Si M. Pezeshkian a été élu, c’est que le Guide suprême et peut-être même les Pasdaran le voulaient bien, dans un but précis, car dans le cas contraire, ils auraient proclamé, en faisant fi des résultats, la victoire de l’ultraconservateur Saïd Jalili, comme ce fut le cas en juin 2009 lorsque le candidat qualifié de réformateur, Hossein Moussavi, avait revendiqué publiquement la victoire et avait dénoncé une vaste fraude électorale qui avait permis au pouvoir, selon lui, d’imposer Mahmoud Ahmadinejad comme président. La République islamique n’étant pas, de ce fait, un exemple idéal de démocratie, il est peu probable que l’élection de M. Pezeshkian ne soit pas essentiellement le résultat d’un calcul bien réfléchi du Guide suprême.

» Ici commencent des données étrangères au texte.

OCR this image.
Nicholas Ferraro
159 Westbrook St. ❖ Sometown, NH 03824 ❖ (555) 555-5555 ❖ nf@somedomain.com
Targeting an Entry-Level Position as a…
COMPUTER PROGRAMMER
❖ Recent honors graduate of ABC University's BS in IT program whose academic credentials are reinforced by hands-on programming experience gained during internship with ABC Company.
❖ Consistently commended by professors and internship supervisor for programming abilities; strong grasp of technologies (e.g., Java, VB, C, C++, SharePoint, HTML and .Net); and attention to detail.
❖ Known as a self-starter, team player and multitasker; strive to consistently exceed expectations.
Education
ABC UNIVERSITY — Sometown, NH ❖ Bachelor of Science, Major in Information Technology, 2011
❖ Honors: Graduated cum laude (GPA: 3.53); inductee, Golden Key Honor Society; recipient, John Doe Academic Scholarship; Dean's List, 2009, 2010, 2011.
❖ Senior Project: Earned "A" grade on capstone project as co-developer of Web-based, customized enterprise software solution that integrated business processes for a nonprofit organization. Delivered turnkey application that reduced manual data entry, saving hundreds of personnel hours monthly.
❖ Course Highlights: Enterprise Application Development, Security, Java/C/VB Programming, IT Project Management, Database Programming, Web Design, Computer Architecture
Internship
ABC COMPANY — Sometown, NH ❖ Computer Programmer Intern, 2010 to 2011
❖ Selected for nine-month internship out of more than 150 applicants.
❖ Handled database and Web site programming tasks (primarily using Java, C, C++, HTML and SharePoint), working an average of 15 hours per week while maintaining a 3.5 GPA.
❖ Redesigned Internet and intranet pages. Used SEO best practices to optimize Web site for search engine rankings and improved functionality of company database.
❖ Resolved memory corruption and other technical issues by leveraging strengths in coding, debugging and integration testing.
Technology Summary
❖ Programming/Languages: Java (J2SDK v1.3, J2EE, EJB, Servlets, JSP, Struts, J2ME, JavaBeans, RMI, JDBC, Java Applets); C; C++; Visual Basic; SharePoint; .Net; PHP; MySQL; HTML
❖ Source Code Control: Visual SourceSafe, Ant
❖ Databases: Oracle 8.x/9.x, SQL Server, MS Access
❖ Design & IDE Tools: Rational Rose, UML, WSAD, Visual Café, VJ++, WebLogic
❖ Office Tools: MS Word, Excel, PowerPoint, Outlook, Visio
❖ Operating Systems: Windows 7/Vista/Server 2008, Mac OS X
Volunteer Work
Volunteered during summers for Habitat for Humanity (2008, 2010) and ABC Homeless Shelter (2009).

Dans un contexte régional et international en pleine mutation, et compte tenu de la nature théocratique et profondément dictatoriale du régime des mollahs à Téhéran, quels pourraient être le rôle et l’impact du nouveau président? Quelle pourrait être sa marge de manœuvre réelle? D’emblée, il serait nécessaire de rappeler, une fois de plus, un paramètre fondamental propre au système iranien en place: les grandes décisions d’ordre stratégique et la ligne de conduite de la République islamique sont du seul et unique ressort du Guide suprême. Le rôle du président est de gérer les affaires de l’État en se conformant strictement aux orientations (incontournables) définies par le Guide, le wali el-faqih, dont la légitimité, en sa qualité de descendant du Prophète, est une légitimité divine (et non populaire, issue de la volonté du peuple).
À ce facteur «divin», qui limite donc largement la marge de manœuvre de M. Pezeshkian – comme de tout président, d’ailleurs – vient s’ajouter un autre paramètre, conjoncturel cette fois, mais dont le poids est loin d’être négligeable: l’actuelle Assemblée nationale est formée d’une grande majorité de députés radicaux ultraconservateurs. Ces derniers ne manqueront sans doute pas de rendre la vie dure au nouveau président en jugulant en permanence ses éventuels «excès» en matière de politique (relativement) «libérale», notamment sur le plan social et des droits de la femme. Le procédé est ainsi habile et pernicieux: propulser sur le devant de la scène, dans les hautes sphères, une personnalité dont le profil est susceptible d’amadouer quelque peu les frondeurs, tout en imposant à l’heureux élu de stricts garde-fous afin que l’ensemble du système reste sous contrôle. L’illusion démocratique est de ce fait entretenue.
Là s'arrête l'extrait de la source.